The British-American host called the disgraced game show ex-host a “smirking golf bag” that “was demoted from hosting Jeopardy! to merely running it.”

On Friday, Richards, a controversial choice ever since he was announced as the host that would replace longtime face of the show Alex Trebek, decided to step down and reopen the search for a new host. This came on the heels of a devastating exposé of past sexist and off-color comments made during a podcast some seven years ago left his position untenable. Richards plans to stay on as the show’s executive producer.

Ryan Reynolds Backs LeVar Burton’s Campaign To Host ‘Jeopardy!’ Following Mike Richards’ Exit From Role

Oliver’s remarks come after an internet bonfire that exploded into celebration after Richards’ resignation with personalities openly expressing their satisfaction with the host’s demotion, including a dig by the former Jeopardy! champion James Holzhauer.
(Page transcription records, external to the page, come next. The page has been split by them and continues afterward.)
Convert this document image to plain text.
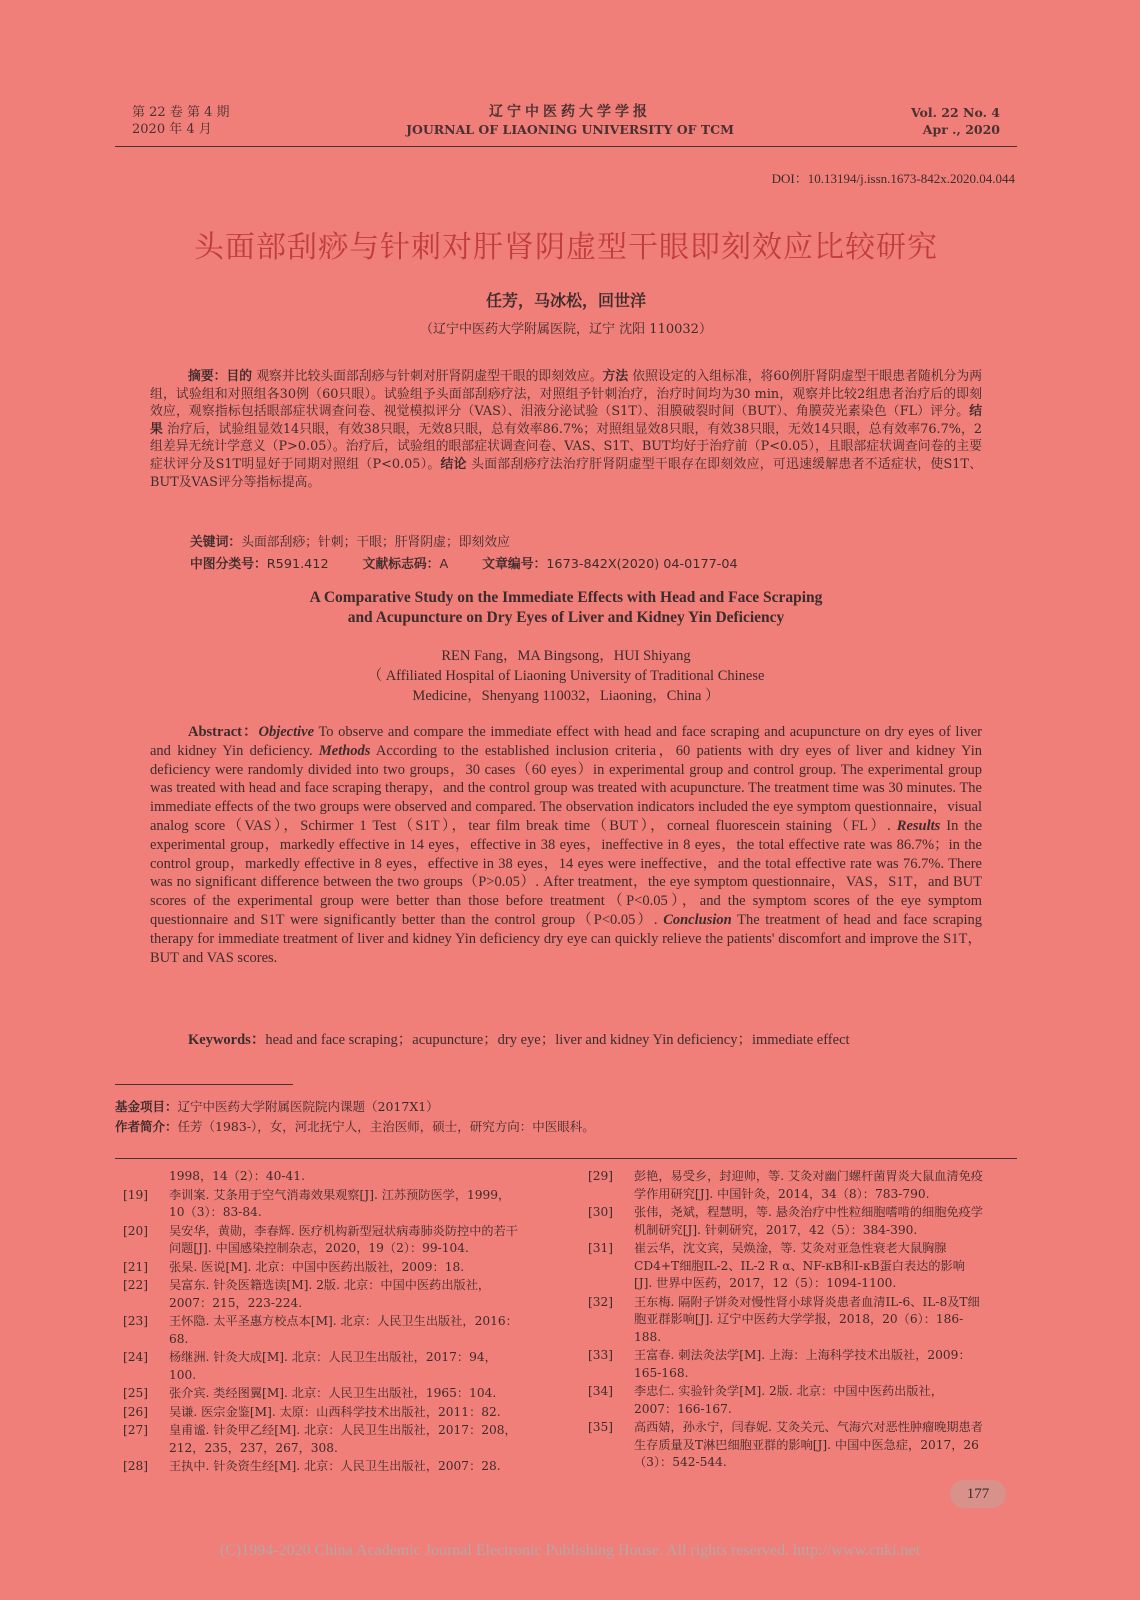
第 22 卷 第 4 期
2020 年 4 月
辽宁中医药大学学报
JOURNAL OF LIAONING UNIVERSITY OF TCM
Vol. 22 No. 4
Apr ., 2020
DOI：10.13194/j.issn.1673-842x.2020.04.044
头面部刮痧与针刺对肝肾阴虚型干眼即刻效应比较研究
任芳，马冰松，回世洋
（辽宁中医药大学附属医院，辽宁 沈阳 110032）
摘要：目的 观察并比较头面部刮痧与针刺对肝肾阴虚型干眼的即刻效应。方法 依照设定的入组标准，将60例肝肾阴虚型干眼患者随机分为两组，试验组和对照组各30例（60只眼）。试验组予头面部刮痧疗法，对照组予针刺治疗，治疗时间均为30 min，观察并比较2组患者治疗后的即刻效应，观察指标包括眼部症状调查问卷、视觉模拟评分（VAS）、泪液分泌试验（S1T）、泪膜破裂时间（BUT）、角膜荧光素染色（FL）评分。结果 治疗后，试验组显效14只眼，有效38只眼，无效8只眼，总有效率86.7%；对照组显效8只眼，有效38只眼，无效14只眼，总有效率76.7%，2组差异无统计学意义（P>0.05）。治疗后，试验组的眼部症状调查问卷、VAS、S1T、BUT均好于治疗前（P<0.05），且眼部症状调查问卷的主要症状评分及S1T明显好于同期对照组（P<0.05）。结论 头面部刮痧疗法治疗肝肾阴虚型干眼存在即刻效应，可迅速缓解患者不适症状，使S1T、BUT及VAS评分等指标提高。
关键词：头面部刮痧；针刺；干眼；肝肾阴虚；即刻效应
中图分类号：R591.412	文献标志码：A	文章编号：1673-842X(2020) 04-0177-04
A Comparative Study on the Immediate Effects with Head and Face Scraping
and Acupuncture on Dry Eyes of Liver and Kidney Yin Deficiency
REN Fang，MA Bingsong，HUI Shiyang
（ Affiliated Hospital of Liaoning University of Traditional Chinese
Medicine，Shenyang 110032，Liaoning，China ）
Abstract：Objective To observe and compare the immediate effect with head and face scraping and acupuncture on dry eyes of liver and kidney Yin deficiency. Methods According to the established inclusion criteria，60 patients with dry eyes of liver and kidney Yin deficiency were randomly divided into two groups，30 cases（60 eyes）in experimental group and control group. The experimental group was treated with head and face scraping therapy，and the control group was treated with acupuncture. The treatment time was 30 minutes. The immediate effects of the two groups were observed and compared. The observation indicators included the eye symptom questionnaire，visual analog score（VAS），Schirmer 1 Test（S1T），tear film break time（BUT），corneal fluorescein staining（FL）. Results In the experimental group，markedly effective in 14 eyes，effective in 38 eyes，ineffective in 8 eyes，the total effective rate was 86.7%；in the control group，markedly effective in 8 eyes，effective in 38 eyes，14 eyes were ineffective，and the total effective rate was 76.7%. There was no significant difference between the two groups（P>0.05）. After treatment，the eye symptom questionnaire，VAS，S1T，and BUT scores of the experimental group were better than those before treatment（P<0.05），and the symptom scores of the eye symptom questionnaire and S1T were significantly better than the control group（P<0.05）. Conclusion The treatment of head and face scraping therapy for immediate treatment of liver and kidney Yin deficiency dry eye can quickly relieve the patients' discomfort and improve the S1T，BUT and VAS scores.
Keywords：head and face scraping；acupuncture；dry eye；liver and kidney Yin deficiency；immediate effect
基金项目：辽宁中医药大学附属医院院内课题（2017X1）
作者简介：任芳（1983-），女，河北抚宁人，主治医师，硕士，研究方向：中医眼科。
1998，14（2）：40-41.
[19]	李训案. 艾条用于空气消毒效果观察[J]. 江苏预防医学，1999，10（3）：83-84.
[20]	吴安华，黄勋，李春辉. 医疗机构新型冠状病毒肺炎防控中的若干问题[J]. 中国感染控制杂志，2020，19（2）：99-104.
[21]	张杲. 医说[M]. 北京：中国中医药出版社，2009：18.
[22]	吴富东. 针灸医籍选读[M]. 2版. 北京：中国中医药出版社，2007：215，223-224.
[23]	王怀隐. 太平圣惠方校点本[M]. 北京：人民卫生出版社，2016：68.
[24]	杨继洲. 针灸大成[M]. 北京：人民卫生出版社，2017：94，100.
[25]	张介宾. 类经图翼[M]. 北京：人民卫生出版社，1965：104.
[26]	吴谦. 医宗金鉴[M]. 太原：山西科学技术出版社，2011：82.
[27]	皇甫谧. 针灸甲乙经[M]. 北京：人民卫生出版社，2017：208，212，235，237，267，308.
[28]	王执中. 针灸资生经[M]. 北京：人民卫生出版社，2007：28.
[29]	彭艳，易受乡，封迎帅，等. 艾灸对幽门螺杆菌胃炎大鼠血清免疫学作用研究[J]. 中国针灸，2014，34（8）：783-790.
[30]	张伟，尧斌，程慧明，等. 悬灸治疗中性粒细胞嗜啃的细胞免疫学机制研究[J]. 针刺研究，2017，42（5）：384-390.
[31]	崔云华，沈文宾，吴焕淦，等. 艾灸对亚急性衰老大鼠胸腺CD4+T细胞IL-2、IL-2 R α、NF-κB和I-κB蛋白表达的影响[J]. 世界中医药，2017，12（5）：1094-1100.
[32]	王东梅. 隔附子饼灸对慢性肾小球肾炎患者血清IL-6、IL-8及T细胞亚群影响[J]. 辽宁中医药大学学报，2018，20（6）：186-188.
[33]	王富春. 刺法灸法学[M]. 上海：上海科学技术出版社，2009：165-168.
[34]	李忠仁. 实验针灸学[M]. 2版. 北京：中国中医药出版社，2007：166-167.
[35]	高西婧，孙永宁，闫春妮. 艾灸关元、气海穴对恶性肿瘤晚期患者生存质量及T淋巴细胞亚群的影响[J]. 中国中医急症，2017，26（3）：542-544.
177
(C)1994-2020 China Academic Journal Electronic Publishing House. All rights reserved. http://www.cnki.net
“I was really looking forward to the season premiere where after an exhaustive 61-clue search for the next Jeopardy champion, the show looks past the three obvious candidates and declares Mike Richards the winner,” Holzhauer wrote on Twitter.

With the search beginning anew, a slew of celebrities including Ryan Reynolds, Yvette Nicole Brown, Roxane Gay and Leslie Jones have thrown their support behind Reading Rainbow star LeVar Burton to be considered for the hosting gig.

Reynolds took to Twitter on Saturday to express his belief in the Internet’s power and described how he came into his iconic role in the Deadpool movies.

“Pretty consistently from 2013 to 2015, Deadpool would explode on Twitter with fans wanting me to play him. It was awkward, because I agreed with them. But the studio didn’t see it,” Reynolds wrote.

“Ultimately, the fans won, and the rest is glorious history. I’m forever grateful. Hi @levarburton.”